What is the CLARITY Act? How far has it come?
The core of the CLARITY Act is to redefine regulation for the U.S. digital asset market. Which assets fall under SEC jurisdiction, which under CFTC jurisdiction, how exchanges, brokerages, custodians, market makers, DeFi, developers, and stablecoin incentives should operate according to what rules - these are the issues the CLARITY Act aims to address.
Therefore, the significance of the CLARITY Act is not just a short-term boost for the crypto market, but primarily indicates that the U.S. is preparing to establish a clearer regulatory framework for the digital asset market.
In July 2025, the House of Representatives passed the CLARITY Act with a vote of 294 to 134. This vote count is important because, at that time, in addition to support from Republicans, many Democrats also voted in favor, indicating a strong bipartisan foundation has formed at the House level.
In January 2026, the Senate Agriculture Committee advanced a version related to CFTC's regulation of digital commodities, primarily addressing issues in the digital commodity spot market, trading intermediaries, customer asset segregation, consumer protection, and CFTC authority.
In May 2026, the Senate Banking Committee advanced the CLARITY Act with a vote of 15 to 9, and subsequently, the bill was included in the Senate's legislative schedule on June 1.
Currently, the CLARITY Act has reached the full Senate procedure stage. The next issues to resolve include the Senate floor time, the 60-vote threshold, consolidation of the two committee versions, whether the House will accept the Senate's modified version, and finally, the President's signature.

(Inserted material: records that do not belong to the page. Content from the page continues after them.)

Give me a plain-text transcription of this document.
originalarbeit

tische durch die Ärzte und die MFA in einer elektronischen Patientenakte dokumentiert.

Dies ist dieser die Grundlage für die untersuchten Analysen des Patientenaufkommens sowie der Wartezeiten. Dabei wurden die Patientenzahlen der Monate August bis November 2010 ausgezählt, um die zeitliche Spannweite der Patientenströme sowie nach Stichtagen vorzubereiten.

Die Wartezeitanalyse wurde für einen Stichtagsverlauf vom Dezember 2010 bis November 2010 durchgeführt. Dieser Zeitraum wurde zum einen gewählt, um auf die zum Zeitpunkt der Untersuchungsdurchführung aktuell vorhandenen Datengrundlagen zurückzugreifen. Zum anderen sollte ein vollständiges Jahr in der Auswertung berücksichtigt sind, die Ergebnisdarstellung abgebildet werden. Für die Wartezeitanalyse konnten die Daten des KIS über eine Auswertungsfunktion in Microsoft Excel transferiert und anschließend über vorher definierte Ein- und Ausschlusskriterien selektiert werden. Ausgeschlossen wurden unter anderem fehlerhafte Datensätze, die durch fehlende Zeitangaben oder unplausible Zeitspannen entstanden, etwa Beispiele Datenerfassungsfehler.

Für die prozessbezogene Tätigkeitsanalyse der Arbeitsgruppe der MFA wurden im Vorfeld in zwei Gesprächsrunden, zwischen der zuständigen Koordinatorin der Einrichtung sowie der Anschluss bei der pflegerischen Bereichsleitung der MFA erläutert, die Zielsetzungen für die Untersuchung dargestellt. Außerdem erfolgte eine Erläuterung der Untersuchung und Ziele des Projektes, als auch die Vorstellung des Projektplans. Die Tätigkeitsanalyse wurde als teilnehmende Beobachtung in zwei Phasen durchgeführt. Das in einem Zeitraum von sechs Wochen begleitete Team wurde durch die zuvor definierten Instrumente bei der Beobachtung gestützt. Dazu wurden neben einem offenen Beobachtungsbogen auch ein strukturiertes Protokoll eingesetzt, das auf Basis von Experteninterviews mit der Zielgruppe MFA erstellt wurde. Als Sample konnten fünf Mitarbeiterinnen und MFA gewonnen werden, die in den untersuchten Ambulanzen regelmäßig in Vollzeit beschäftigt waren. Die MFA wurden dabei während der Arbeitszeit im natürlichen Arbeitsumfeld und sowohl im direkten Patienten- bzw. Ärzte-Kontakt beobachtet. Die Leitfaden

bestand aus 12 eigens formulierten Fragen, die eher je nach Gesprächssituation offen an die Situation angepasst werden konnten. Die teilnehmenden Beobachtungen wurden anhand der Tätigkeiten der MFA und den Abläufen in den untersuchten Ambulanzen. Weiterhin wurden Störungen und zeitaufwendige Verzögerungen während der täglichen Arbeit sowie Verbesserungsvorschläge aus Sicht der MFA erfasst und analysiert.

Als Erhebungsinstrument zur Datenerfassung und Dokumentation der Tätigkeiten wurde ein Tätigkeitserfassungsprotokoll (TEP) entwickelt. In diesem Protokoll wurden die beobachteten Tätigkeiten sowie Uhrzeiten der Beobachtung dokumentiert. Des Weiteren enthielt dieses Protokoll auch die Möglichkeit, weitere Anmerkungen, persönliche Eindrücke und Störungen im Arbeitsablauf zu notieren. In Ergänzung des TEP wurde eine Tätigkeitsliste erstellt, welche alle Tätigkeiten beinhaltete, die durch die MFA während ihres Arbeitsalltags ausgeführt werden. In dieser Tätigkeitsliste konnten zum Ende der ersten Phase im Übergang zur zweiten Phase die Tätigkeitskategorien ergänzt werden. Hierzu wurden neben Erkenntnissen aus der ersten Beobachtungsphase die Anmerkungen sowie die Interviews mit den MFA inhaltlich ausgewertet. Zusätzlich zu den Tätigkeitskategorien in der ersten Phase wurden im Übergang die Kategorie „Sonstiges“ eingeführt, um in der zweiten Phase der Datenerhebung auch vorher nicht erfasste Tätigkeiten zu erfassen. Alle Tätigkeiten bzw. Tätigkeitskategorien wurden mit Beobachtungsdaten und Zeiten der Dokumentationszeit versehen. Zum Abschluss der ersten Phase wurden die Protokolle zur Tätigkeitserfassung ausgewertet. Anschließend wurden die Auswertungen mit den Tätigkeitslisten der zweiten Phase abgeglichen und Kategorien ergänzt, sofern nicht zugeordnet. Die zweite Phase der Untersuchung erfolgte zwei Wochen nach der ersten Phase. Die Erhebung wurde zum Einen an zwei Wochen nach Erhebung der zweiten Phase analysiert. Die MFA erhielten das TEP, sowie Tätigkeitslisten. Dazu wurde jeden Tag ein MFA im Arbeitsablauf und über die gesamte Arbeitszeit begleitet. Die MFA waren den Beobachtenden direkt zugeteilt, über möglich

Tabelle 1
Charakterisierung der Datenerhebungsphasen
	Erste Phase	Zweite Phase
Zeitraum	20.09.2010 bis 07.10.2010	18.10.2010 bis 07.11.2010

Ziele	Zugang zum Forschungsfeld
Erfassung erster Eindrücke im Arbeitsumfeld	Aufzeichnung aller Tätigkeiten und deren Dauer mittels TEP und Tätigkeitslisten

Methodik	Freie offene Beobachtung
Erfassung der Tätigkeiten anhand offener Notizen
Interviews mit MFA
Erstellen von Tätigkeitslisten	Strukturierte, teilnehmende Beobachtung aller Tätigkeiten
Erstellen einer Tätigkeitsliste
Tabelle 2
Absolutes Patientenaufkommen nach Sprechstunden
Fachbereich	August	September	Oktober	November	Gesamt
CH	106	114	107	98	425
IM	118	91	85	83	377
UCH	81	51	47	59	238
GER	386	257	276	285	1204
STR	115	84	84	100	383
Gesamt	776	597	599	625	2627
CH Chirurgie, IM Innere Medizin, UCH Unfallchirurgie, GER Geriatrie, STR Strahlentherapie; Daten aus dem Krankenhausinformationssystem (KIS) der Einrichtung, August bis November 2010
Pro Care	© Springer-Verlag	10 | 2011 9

The real challenge lies in the Senate.
Many significant bills in the U.S. Senate require breaking through the 60-vote threshold. The Republicans do not have enough votes on their own, so they need to gain some support from Democratic senators. Although two Democrats have already voted in favor of the Senate Banking Committee, approval from the committee does not guarantee approval from the full Senate.
What the Democrats are currently looking at is how to formulate the ethics provisions, anti-money laundering provisions, DeFi boundaries, stablecoin yields, and consumer protections. (This includes restrictions related to Trump.)
The first layer of resistance is political ethics issues.
The Democrats wish to include provisions that limit government officials and their families from profiting from crypto projects, which corresponds to controversies regarding the Trump family's crypto business. The Republicans prefer to deal with the market structure bill and political ethics issues separately; however, if the Democrats do not secure concessions on this front, it will be difficult for them to confidently provide full support in the Senate.
The second layer of resistance concerns conflicts of interest between the banking industry and the crypto industry.
The banking sector's main concern is stablecoin yields. The current bill tends to prohibit users from simply holding stablecoins to earn interest akin to deposits, while allowing for certain trading rewards, activity incentives, and usage scenario incentives.
The banking industry believes this could turn into a disguised method of accepting deposits, especially harming community banks and the traditional deposit system. The crypto industry hopes to maintain incentives for platforms because they are crucial tools for the expansion of stablecoins, wallet growth, and payment scenario promotion.
The third layer of resistance is DeFi and developer protection.
The crypto industry wishes to exclude true non-custodial protocols, open-source software, front-end tools, and developers from regulation by traditional financial intermediaries. Regulators and some Democratic senators are concerned that overly broad exemptions may leave gaps for money laundering, sanction evasion, illegal financing, and fraud.
The most difficult aspect here is defining the boundaries. Who is merely writing code, who actually controls the protocol, who charges fees, who can change the rules, and who should bear compliance responsibilities - these questions are not easily resolved with simple statements.
The fourth layer of resistance is time.
Prediction websites have lowered the probability of the CLARITY Act passing in 2026 from 75% to 60%, primarily because the available working days in the Senate are decreasing. The bill requires debate by the full Senate, amendments, integration with the Agriculture Committee version, and may also need the House to re-accept the Senate version.
This process is quite tight in an election year. Therefore, the truly important time window is July.
If in July the Senate majority leader provides a clear floor time and several moderate Democratic senators signal support, then the probability of the CLARITY Act passing this year will significantly increase.
The ideal path would be to complete full Senate review in July, address differences between the two chambers before the August recess, and then send it to the President.
If there is no scheduling in July, or if the ethical provisions, stablecoin yields, and DeFi exemptions continue to be stuck, then the probability of passing this year will quickly decrease. Because after August, the rhythm of midterm elections begins, and senators return to their home states to campaign, making Senate floor time much scarcer and increasing the difficulty of advancing substantial bills.
So my judgment on the CLARITY Act is that there is still an opportunity to pass it this year, but the probability is not high; I personally estimate it to be around 60% for passing in 2026.